Ces deux ouvrages, comme leur déclinaison sur le Web visent un objectif commun : réhabiliter le générique, oeuvre dans l'oeuvre, "petite forme" au service de la grande.
Alexandre Tylski commence par une histoire esthétique et technologique du générique (effets spéciaux, infographie, trucages, dessins animés), du début à la fin du XIXe siècle. Ensuite, il étudie le rôle des génériques dans l'oeuvre cinématographique. Issu d'un travail de thèse réalisé en vue d'un doctorat, l'ouvrage constitue une solide synthèse du sujet et un inventaire des domaines à approfondir (aspects juridiques, etc.).
Le second ouvrage, collectif, approfondit le genre "générique" à partir de l'oeuvre de quelques cinéastes : Pedro Almodovar, Tim Burton, Rainer Fassbinder, Takeshi Kitano, Roman Polanski, Martin Scorsese, etc.
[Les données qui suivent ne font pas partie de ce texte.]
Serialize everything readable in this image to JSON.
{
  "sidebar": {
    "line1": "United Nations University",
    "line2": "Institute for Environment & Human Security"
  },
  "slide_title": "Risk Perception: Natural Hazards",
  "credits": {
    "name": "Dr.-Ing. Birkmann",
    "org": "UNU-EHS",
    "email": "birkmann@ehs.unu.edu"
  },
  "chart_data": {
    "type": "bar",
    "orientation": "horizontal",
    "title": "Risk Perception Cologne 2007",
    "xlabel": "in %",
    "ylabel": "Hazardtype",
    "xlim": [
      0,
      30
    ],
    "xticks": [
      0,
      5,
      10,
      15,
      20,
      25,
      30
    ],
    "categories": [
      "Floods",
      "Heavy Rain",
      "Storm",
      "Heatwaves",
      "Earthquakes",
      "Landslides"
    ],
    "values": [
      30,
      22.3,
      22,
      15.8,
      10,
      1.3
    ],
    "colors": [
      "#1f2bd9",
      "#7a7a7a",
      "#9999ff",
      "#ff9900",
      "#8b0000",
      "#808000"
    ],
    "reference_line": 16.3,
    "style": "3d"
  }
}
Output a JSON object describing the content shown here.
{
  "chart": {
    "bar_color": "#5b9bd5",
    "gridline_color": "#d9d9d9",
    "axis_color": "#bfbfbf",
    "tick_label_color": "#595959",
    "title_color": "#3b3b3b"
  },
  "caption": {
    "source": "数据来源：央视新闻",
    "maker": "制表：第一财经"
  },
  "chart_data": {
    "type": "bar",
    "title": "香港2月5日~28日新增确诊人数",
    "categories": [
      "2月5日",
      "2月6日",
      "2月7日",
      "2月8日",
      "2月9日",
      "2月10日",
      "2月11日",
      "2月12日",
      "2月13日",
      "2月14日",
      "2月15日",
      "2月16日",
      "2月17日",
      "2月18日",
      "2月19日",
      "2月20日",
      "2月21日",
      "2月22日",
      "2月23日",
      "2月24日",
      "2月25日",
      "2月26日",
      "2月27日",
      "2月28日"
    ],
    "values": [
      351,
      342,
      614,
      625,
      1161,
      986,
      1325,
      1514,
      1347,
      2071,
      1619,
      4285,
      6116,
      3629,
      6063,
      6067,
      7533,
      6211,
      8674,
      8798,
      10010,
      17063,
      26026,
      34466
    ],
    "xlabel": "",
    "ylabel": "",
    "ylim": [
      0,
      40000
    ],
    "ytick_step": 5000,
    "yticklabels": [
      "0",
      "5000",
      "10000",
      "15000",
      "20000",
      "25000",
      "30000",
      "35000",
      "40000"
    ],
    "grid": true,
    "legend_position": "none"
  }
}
La préface de Samuel Blumenfeld est particulièrement tonique (voir les lignes consacrées à Dibbouk, film en yiddish, 1937).

Le générique s'apparente au paratexte de l'oeuvre cinématographique : il "présente" un film, l'introduit (incipit), l'accompagne, tout comme l'affiche, les trailers, les making-of mais aussi comme le titre, les logos, etc. Comme dans le cas du livre, la notion de paratexte, au statut épistémologique bien flou, semble fonctionner davantage comme moyen de description que comme outil d'analyse.
Pour Alexandre Tylski, le générique, "fragment hybride", est bien plus que du paratexte, même si, comme on dit, "il y en a". Né d'une contrainte juridique (droit d'auteur, droit de figurer au générique comme droit de signer, etc. ), le générique contribue à définir et à signer l'appartenance à la profession cinématographique. Il est aussi un genre cinématographique (au sens de Stanley Cavell) avec ses auteurs, ses talents célèbres dans le monde du cinéma : Saul Bass (génériques de films de Hitchcock, de Stanley Kubrick, d'Otto Preminger), Kyle Cooper, Laurent Brett.

Au-delà d'une connaissance d'un genre spécifique, de sa place dans la division du travail cinématographique, la réflexion sur les génériques apporte un éclairage inattendu sur l'industrie cinématographique, sur la structure de son champ et sur ses enjeux (définition des métiers, etc.).
Quelle sera la place des génériques dans un univers cinématographique entièrement numérisé ? A terme, on peut imaginer que les génériques soient diffusés à la demande sur des écrans ancillaires (tablettes, smartphones, etc.) dans le cadre de la télévision sociale et bénéficient de toutes les capacités des supports numériques (interactivité, etc.) multi-écran. Le numérique peut donner au générique une nouvelle dimension, moins formelle, le rapprochant du making-of.
Netflix semble vouloir rendre le générique optionnel dans le cadre du binge-watching en introduisant un bouton pour "sauter" la séquence d'introduction (skip intro). Voici un étape de plus vers la-désagrégation (dé-montage) du produit télévisuel...

Références
  • Gérard Genette, Seuils, Editions du Seuil, Paris, 1987, 430 p. Index.
  • Alexander Böhnke, Paratexte des Films. Über die Grenzen des filmischen Universums, 2007, transcript Verlag, Bielefeld, 192 p.